This repository addresses the challenge of staying current with recent research in adversarial learning and adversarial examples, particularly following the unavailability of a previous comprehensive resource. It serves as a curated collection of the latest papers for researchers, engineers, and practitioners in the field, providing a centralized and up-to-date reference point.
How It Works
The project functions by aggregating and maintaining a list of recent academic papers focused on adversarial learning. The core approach involves systematically collecting and presenting these papers, with an emphasis on recency and coverage of transfer-based attacks. This curated list aims to provide a valuable, up-to-date resource for the research community by filling a gap left by a previously unavailable resource.
Quick Start & Requirements
- This repository contains a list of research papers and does not involve executable code, thus requiring no installation or specific runtime environment.
- No prerequisites or setup are necessary to access the paper list.
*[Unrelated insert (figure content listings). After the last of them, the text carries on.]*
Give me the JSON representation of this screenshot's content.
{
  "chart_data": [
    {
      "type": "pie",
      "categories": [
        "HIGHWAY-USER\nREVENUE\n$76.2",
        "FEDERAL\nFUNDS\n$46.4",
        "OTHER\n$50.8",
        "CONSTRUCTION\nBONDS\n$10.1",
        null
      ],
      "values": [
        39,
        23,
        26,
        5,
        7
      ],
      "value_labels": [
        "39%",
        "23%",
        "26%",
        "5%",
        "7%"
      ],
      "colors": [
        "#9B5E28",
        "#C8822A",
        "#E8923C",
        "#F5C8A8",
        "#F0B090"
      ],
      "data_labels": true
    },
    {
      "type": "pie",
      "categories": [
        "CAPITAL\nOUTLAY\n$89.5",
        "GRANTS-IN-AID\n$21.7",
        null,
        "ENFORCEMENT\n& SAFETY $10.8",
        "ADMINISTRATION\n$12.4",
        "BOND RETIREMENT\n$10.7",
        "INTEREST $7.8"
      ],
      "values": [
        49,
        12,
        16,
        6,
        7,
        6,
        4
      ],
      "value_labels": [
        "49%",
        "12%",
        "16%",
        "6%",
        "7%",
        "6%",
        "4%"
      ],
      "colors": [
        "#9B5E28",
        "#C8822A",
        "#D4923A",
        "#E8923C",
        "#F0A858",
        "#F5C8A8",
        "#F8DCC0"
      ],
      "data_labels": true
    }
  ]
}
- Links: The repository itself is the primary resource.
Highlighted Details
- Features a comprehensive list of recent papers on adversarial examples and transfer-based attacks.
- Includes papers dated from November 2025 down to May 2025, aiming for cutting-edge research. (Note: The presence of future dates may indicate an error in the source text.)
- Incorporates data from the "List of All Adversarial Example Papers" up to September 1, 2023.
- Actively seeks community contributions for missed papers via email.
Maintenance & Community
- Maintenance appears to be driven by the repository's creator(s), with a call for community submissions of overlooked papers.
- No specific community channels (Discord, Slack) or roadmap links are provided.
Licensing & Compatibility
- No license information is specified in the provided README content.
- Compatibility notes are not applicable as the repository is a list of papers.
Limitations & Caveats
- The paper list is explicitly stated to be not exhaustive ("may not encompass every paper").
- The reliance on a curated list means it's dependent on the maintainers' efforts and may not capture all emerging research.
- The presence of future dates (2025) for papers suggests a potential issue with the data source or its interpretation, impacting the perceived recency and accuracy of the listed research.